From the dining-room on my left there came the rattle of tea-cups and the short, dry cough of my sister Caroline.
"Is that you, James?" she called.
An unnecessary question, since who else could it be? To tell the truth, it was precisely my sister Caroline who was the cause of my few minutes' delay. The motto of the mongoose family, so Mr. Kipling tells us, is: "Go and find out." If Caroline ever adopts a crest, I should certainly suggest a mongoose rampant. One might omit the first part of the motto. Caroline can do any amount of finding out by sitting placidly at home. I don't know how she manages it, but there it is. I suspect that the servants and the tradesmen constitute her Intelligence Corps. When she goes out, it is not to gather information, but to spread it. At that, too, she is amazingly expert.
It was really this last named trait of hers which was causing methese pangs of indecision. Whatever I told Caroline now concerning the demise of Mrs. Ferrars would be common knowledge all over the village within the space of an hour and a half. As a professional man, I naturally aim at discretion. Therefore I have got into the habit of continually withholding all information possible from my sister. She usually finds out just the same, but I have the moral satisfaction of knowing that I am in no way to blame.

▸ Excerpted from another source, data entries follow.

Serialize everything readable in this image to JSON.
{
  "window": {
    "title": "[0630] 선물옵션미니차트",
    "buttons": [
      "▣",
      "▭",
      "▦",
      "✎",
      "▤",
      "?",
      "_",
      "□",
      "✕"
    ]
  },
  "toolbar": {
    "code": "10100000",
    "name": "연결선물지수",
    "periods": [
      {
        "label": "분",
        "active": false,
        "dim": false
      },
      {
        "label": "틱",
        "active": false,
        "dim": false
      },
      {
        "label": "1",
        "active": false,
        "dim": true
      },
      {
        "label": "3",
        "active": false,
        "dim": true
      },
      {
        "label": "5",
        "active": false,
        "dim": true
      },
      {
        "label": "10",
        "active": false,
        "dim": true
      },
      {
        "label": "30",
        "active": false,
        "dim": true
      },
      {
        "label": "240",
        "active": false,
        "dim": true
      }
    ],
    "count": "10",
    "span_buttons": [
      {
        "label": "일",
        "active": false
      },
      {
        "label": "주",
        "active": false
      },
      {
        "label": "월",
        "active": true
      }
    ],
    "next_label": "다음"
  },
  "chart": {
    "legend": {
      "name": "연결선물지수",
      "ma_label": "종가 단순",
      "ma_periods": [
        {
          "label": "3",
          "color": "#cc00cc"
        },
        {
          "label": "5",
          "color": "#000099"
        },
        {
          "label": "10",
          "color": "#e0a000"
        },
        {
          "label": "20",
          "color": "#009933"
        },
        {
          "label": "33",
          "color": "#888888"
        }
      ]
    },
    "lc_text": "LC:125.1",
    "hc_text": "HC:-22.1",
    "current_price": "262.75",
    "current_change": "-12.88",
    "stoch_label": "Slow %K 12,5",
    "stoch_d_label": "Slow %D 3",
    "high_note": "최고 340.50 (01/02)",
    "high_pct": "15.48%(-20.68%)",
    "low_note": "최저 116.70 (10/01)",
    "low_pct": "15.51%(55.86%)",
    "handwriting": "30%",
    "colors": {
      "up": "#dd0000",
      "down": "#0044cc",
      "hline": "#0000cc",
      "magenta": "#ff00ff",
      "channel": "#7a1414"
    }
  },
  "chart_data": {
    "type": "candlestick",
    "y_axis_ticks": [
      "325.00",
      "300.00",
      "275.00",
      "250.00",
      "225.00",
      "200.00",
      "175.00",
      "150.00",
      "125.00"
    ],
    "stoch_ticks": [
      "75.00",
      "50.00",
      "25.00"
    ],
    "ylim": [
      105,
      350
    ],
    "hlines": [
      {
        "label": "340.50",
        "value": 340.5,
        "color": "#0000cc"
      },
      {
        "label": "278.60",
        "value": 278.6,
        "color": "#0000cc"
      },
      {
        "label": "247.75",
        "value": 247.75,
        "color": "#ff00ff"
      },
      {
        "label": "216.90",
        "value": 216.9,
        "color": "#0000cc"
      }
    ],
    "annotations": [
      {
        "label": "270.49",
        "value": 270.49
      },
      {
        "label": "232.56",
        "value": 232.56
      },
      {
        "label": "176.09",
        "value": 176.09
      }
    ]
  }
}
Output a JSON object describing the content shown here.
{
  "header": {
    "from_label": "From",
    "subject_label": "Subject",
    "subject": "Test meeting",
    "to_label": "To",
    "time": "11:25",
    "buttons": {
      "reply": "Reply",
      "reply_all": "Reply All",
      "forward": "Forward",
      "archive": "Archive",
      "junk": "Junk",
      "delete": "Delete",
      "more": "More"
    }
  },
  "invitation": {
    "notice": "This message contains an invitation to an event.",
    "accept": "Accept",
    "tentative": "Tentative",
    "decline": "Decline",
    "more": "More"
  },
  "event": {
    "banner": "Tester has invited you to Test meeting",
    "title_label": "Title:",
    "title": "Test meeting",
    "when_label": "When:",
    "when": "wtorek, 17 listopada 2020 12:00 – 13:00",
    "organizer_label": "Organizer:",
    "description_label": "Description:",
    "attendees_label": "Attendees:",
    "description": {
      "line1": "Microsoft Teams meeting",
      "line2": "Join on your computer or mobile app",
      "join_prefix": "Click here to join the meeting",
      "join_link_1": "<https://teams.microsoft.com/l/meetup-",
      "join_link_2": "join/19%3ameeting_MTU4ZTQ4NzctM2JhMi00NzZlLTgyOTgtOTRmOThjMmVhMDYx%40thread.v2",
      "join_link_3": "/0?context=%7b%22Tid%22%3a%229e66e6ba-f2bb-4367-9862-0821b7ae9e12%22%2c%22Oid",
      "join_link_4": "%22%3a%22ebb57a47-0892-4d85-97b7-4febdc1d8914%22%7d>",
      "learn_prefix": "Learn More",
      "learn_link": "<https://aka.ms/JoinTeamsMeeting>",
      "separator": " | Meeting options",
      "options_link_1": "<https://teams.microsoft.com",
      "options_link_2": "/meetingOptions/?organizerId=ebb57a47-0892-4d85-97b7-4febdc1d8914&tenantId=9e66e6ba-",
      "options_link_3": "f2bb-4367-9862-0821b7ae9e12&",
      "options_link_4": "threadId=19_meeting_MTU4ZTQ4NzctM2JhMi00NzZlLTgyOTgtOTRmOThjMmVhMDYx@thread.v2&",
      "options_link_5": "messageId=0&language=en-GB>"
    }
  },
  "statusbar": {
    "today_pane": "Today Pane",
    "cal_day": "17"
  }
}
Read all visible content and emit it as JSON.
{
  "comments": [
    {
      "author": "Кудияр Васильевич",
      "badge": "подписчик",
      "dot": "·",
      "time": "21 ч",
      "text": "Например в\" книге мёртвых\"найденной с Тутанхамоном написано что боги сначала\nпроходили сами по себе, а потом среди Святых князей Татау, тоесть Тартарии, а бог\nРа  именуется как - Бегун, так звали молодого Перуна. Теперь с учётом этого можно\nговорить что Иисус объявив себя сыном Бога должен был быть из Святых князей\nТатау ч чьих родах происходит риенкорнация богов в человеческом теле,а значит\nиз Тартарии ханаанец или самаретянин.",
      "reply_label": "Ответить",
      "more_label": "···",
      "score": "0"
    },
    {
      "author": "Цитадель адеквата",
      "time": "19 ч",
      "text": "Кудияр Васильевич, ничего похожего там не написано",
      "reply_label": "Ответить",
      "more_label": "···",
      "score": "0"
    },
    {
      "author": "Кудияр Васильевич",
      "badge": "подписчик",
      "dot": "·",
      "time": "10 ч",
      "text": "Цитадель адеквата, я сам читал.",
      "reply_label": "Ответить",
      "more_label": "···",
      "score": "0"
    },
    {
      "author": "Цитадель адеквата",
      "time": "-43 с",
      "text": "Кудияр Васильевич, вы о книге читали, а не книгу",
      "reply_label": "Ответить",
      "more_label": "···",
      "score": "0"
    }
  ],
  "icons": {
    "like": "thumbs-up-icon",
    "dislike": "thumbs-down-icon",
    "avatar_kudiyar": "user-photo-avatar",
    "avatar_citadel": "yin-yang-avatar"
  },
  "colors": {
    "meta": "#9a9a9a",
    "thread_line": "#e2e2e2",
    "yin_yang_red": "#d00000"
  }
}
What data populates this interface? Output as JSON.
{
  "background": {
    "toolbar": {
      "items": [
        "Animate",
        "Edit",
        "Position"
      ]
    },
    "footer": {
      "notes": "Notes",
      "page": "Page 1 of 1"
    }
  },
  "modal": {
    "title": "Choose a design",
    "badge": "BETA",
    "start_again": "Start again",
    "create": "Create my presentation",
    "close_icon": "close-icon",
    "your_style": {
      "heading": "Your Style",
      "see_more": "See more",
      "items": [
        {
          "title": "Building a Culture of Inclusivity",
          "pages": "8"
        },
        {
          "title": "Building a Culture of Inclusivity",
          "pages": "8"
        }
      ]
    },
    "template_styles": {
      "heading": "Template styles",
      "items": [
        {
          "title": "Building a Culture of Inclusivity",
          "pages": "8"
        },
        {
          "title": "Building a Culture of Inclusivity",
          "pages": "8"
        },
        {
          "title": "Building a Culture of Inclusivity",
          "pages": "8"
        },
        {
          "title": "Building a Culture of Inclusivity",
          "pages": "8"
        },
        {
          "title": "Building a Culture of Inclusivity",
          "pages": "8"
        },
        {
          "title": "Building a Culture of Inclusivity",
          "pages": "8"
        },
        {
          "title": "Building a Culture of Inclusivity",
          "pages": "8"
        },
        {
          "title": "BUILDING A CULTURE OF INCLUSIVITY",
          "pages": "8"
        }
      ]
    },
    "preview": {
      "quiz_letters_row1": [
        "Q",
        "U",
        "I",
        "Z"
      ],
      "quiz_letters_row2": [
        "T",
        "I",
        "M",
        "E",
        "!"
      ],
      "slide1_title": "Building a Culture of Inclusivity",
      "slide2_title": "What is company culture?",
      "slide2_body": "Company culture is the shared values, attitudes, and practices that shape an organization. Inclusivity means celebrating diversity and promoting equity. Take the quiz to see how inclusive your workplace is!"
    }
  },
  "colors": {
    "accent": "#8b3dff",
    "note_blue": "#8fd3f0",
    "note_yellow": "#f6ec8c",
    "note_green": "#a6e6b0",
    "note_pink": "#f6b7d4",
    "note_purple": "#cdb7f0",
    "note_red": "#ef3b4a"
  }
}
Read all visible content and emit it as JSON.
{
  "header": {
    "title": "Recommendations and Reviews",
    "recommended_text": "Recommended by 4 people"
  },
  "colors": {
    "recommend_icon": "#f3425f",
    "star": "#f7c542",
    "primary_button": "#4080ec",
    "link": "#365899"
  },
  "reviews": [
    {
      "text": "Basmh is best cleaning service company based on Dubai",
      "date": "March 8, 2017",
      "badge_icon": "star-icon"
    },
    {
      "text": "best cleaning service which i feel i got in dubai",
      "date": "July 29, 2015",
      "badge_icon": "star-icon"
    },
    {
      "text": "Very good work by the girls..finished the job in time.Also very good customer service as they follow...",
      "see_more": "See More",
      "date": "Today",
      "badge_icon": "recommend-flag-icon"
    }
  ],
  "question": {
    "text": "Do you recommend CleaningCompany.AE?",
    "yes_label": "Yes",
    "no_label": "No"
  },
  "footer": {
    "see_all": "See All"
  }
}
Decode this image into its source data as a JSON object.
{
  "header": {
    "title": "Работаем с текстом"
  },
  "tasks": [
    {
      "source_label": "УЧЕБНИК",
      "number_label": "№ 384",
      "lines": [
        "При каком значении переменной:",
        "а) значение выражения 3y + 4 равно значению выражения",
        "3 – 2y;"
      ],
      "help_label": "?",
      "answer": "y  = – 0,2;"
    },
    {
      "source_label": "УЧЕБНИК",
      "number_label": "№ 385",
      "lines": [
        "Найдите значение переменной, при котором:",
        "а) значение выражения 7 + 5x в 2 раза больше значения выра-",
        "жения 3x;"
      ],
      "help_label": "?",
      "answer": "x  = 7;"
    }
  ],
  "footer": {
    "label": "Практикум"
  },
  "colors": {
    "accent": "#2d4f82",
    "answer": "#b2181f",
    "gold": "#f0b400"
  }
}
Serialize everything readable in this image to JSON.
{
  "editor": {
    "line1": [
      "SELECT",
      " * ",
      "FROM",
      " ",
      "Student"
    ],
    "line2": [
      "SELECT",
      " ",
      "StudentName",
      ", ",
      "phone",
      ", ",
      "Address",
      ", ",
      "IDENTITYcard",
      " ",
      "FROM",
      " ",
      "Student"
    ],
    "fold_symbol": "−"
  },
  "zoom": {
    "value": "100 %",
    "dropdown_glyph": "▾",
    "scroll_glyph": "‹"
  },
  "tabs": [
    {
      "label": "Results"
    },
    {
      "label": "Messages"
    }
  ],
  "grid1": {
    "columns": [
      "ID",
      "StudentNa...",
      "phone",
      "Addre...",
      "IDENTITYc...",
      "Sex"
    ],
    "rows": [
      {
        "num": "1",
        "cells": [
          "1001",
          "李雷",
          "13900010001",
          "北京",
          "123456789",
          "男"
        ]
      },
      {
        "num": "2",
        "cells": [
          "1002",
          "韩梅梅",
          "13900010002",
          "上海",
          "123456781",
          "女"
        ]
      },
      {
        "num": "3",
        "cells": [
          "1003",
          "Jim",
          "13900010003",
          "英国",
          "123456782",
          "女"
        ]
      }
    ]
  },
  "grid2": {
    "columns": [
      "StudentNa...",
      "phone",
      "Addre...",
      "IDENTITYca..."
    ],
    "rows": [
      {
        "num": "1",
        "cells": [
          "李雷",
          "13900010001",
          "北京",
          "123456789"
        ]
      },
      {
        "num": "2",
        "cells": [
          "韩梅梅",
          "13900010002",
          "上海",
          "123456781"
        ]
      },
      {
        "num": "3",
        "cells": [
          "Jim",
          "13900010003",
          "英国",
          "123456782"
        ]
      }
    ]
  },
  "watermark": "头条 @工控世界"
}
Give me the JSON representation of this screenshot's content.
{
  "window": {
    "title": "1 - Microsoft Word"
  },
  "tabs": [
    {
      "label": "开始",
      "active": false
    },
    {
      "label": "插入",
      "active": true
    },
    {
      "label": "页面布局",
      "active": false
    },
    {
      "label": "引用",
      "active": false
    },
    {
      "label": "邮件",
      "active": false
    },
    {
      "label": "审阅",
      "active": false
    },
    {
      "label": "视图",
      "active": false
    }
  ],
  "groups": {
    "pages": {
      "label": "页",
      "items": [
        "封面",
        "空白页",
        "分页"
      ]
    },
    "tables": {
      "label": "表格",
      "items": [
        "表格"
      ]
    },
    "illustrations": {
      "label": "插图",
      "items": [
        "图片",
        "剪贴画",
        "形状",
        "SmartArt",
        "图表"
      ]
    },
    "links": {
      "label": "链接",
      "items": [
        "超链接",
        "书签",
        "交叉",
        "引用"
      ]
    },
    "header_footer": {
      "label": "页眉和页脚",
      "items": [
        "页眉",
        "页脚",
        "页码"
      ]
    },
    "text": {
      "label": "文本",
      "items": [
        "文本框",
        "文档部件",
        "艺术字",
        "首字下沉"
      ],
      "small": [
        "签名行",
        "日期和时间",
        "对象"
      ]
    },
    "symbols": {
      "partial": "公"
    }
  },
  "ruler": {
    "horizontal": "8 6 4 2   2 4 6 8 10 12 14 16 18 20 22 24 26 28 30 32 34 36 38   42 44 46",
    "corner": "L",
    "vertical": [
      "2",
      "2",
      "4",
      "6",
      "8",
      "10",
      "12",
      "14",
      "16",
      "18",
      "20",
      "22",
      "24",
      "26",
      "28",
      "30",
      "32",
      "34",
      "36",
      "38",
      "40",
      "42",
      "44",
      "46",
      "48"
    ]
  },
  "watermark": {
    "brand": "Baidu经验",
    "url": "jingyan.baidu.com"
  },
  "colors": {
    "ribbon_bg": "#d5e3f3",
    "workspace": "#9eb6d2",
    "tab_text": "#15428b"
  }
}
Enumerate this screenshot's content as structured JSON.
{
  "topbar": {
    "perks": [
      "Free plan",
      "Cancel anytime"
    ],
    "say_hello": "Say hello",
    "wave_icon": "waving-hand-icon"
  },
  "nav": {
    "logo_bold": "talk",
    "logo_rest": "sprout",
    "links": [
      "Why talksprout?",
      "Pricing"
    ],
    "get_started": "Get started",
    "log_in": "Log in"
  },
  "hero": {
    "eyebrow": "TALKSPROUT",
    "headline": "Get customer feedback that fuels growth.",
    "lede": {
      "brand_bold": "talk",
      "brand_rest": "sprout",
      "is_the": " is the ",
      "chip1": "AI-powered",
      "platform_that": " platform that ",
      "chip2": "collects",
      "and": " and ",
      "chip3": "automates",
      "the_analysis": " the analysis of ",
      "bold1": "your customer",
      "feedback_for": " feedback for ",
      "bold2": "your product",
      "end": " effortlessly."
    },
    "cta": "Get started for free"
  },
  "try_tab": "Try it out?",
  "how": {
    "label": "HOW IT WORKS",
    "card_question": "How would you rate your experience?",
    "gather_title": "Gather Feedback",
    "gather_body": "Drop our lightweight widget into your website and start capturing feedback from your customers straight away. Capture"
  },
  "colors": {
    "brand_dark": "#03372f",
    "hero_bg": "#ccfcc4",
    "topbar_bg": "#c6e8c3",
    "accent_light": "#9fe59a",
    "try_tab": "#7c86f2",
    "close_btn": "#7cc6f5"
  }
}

Mrs. Ferrars' husband died just over a year ago, and Caroline has constantly asserted, without the least foundation for the assertion, that his wife poisoned him.
She scorns my invariable rejoinder that Mr. Ferrars died of acute gastritis, helped on by habitual over-indulgence in alcoholic beverages. The symptoms of gastritis and arsenical poisoning are not, I agree, unlike, but Caroline bases her accusation on quite different lines.
"You've only got to look at her," I have heard her say.
Mrs. Ferrars, though not in her first youth, was a very attractive woman, and her clothes, though simple, always seemed to fit her very well, but all the same, lots of women buy their clothes in Paris and have not, on that account, necessarily poisoned their husbands.
As I stood hesitating in the hall, with all this passing through my mind, Caroline's voice came again, with a sharper note in it.
"What on earth are you doing out there, James? Why don't you come and get your breakfast?"
"Just coming, my dear," I said hastily. "I've been hanging up my overcoat."
"You could have hung up half a dozen overcoats in this time."
She was quite right. I could have.
I walked into the dining-room, gave Caroline the accustomed peck on the cheek, and sat down to eggs and bacon. The bacon was rather cold.
"You've had an early call," remarked Caroline.
"Yes," I said. "King's Paddock. Mrs. Ferrars."
"I know," said my sister.
"How did you know?"
"Annie told me."
Annie is the house parlormaid. A nice girl, but an inveterate talker.
There was a pause. I continued to eat eggs and bacon. My sister's nose, which is long and thin, quivered a little at the tip, as it always does when she is interested or excited over anything. .
"Well?" she demanded.
"A bad business. Nothing to be done. Must have died in her sleep."
"I know," said my sister again.
This time I was annoyed.
"You can't know," I snapped. "I didn't know myself until I got there, and I haven't mentioned it to a soul yet. If that girl Annie knows, she must be a clairvoyant."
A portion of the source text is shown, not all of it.